Former boxing champion Floyd Mayweather and music producer DJ Khaled have become entangled in an alleged multi-million dollar cryptocurrency scam.
Both Mayweather and Khaled were involved in the promotion of Centra Tech's 2017 "initial coin offering" (ICO), whereby funds are raised through the sale of cryptocurrency tokens.
Two of the founders of Centra Tech – Sam Sharma and Robert Farkas – were later arrested over charges relating to securities fraud and wire fraud and a class action lawsuit was brought against them.
According to the ICO, Centra Tech had partnered with Visa and Mastercard in order to issue a debit card for cryptocurrencies – a claim denied by Visa.
A civil suit filed by the US Securities Exchange Commission (SEC) stated that the ICO was promoted by "touting nonexistent relationships between Centra and well-known financial institutions," thus misleading investors.
In an interview on the Neocash Radio podcast in August 2017, Sharma claimed: "Internationally we currently have our license with Mastercard to service international clients, domestically we have a Visa partnership, so we're able to issue Visa cards domestically."
Two months later, Visa issued a cease-and-desist against Centra from making any reference to Visa in its promotional materials. A spokesperson for Centra Tech was not available for comment at the time of writing.
The SEC filing stated: "Both Sharma and Farkas were aware, were reckless in not knowing, or were negligent in not knowing that Centra had no relationship with Visa or Mastercard at the time of the Centra ICO."

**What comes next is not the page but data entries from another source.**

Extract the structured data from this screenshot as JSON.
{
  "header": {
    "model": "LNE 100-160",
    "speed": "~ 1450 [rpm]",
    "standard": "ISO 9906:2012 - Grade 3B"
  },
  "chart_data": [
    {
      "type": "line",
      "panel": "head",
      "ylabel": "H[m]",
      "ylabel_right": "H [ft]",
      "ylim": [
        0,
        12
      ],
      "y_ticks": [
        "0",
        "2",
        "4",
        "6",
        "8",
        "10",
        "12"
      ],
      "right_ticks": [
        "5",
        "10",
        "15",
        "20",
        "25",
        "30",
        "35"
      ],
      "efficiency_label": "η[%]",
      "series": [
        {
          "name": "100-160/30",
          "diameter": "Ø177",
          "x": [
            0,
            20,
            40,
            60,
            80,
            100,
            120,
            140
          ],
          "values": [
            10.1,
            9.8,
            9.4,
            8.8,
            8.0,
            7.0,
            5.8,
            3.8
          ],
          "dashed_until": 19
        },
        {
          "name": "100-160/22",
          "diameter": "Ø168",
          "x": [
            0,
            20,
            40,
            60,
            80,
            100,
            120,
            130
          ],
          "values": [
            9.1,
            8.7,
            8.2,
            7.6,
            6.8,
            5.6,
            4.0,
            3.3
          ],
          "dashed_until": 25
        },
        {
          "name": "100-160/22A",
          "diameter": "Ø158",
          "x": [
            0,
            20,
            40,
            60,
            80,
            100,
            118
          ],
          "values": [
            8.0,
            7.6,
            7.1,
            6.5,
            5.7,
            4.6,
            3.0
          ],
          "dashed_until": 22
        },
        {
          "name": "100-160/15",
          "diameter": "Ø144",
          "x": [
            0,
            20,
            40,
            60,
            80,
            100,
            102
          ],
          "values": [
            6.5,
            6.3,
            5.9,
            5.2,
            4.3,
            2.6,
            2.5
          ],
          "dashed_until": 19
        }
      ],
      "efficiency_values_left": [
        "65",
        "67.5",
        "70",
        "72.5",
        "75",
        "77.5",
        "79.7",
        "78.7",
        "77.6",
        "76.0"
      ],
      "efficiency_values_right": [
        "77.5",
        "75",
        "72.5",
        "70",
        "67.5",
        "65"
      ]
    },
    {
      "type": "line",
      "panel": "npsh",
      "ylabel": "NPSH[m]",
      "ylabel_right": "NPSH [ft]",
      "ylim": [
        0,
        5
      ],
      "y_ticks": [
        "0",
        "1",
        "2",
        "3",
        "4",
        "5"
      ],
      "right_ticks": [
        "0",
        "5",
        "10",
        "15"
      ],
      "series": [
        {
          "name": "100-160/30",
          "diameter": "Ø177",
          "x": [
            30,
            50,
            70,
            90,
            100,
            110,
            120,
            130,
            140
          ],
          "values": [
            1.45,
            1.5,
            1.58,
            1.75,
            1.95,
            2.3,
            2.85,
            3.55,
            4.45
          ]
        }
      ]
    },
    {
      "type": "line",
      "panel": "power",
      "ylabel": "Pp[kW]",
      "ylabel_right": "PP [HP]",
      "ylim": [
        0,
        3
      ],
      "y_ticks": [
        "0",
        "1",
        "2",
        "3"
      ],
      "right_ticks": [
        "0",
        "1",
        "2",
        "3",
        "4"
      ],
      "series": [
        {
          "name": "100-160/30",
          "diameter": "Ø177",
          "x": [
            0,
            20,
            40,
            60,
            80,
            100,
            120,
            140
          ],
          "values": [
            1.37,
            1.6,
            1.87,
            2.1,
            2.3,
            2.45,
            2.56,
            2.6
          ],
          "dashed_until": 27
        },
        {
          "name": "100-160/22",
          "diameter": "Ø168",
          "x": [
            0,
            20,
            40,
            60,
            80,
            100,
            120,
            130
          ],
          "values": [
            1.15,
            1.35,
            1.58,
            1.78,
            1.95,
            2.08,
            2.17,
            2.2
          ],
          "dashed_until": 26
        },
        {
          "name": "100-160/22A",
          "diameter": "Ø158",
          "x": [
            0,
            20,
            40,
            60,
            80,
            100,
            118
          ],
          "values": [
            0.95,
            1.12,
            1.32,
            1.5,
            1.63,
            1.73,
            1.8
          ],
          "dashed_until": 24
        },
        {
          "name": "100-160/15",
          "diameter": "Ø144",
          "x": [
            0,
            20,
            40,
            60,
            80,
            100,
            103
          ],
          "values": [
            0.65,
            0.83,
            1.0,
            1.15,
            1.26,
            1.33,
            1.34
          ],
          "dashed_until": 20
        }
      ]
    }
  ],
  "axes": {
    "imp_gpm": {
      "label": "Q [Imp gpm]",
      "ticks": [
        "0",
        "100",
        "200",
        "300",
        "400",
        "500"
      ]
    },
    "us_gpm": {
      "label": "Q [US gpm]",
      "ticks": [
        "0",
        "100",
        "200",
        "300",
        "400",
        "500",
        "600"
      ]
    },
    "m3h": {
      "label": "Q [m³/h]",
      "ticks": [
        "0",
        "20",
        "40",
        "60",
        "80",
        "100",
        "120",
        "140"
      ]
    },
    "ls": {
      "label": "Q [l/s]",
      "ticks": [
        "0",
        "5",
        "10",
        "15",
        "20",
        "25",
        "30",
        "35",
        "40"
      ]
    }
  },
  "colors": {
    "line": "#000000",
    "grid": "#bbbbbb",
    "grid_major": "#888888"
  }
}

Within six hours of launching its initial coin offering on 2 August, 2017, the company announced that 2,500 people had contributed 113,924 units of the ethereum cryptocurrency ether. At the time this was the equivalent of around $25 million.
Mayweather promoted the project on Twitter and Instagram, telling his 8 million followers on Twitter in September 2017: "Centra's ICO starts in a few hours. Get yours before they sell out, I got mine."
A Facebook post that has since been deleted stated: "As usual I'm going to win big with this one!"
Mayweather's involvement with other ICOs led him to call himself "Floyd 'Crypto' Mayweather" on his social media channels, a play on his nickname Floyd 'Money' Mayweather.
In a since-deleted post to his 12 million Instagram followers, DJ Khaled described the project as a "game changer."
Representatives of Mayweather and Khaled have been contacted for comment.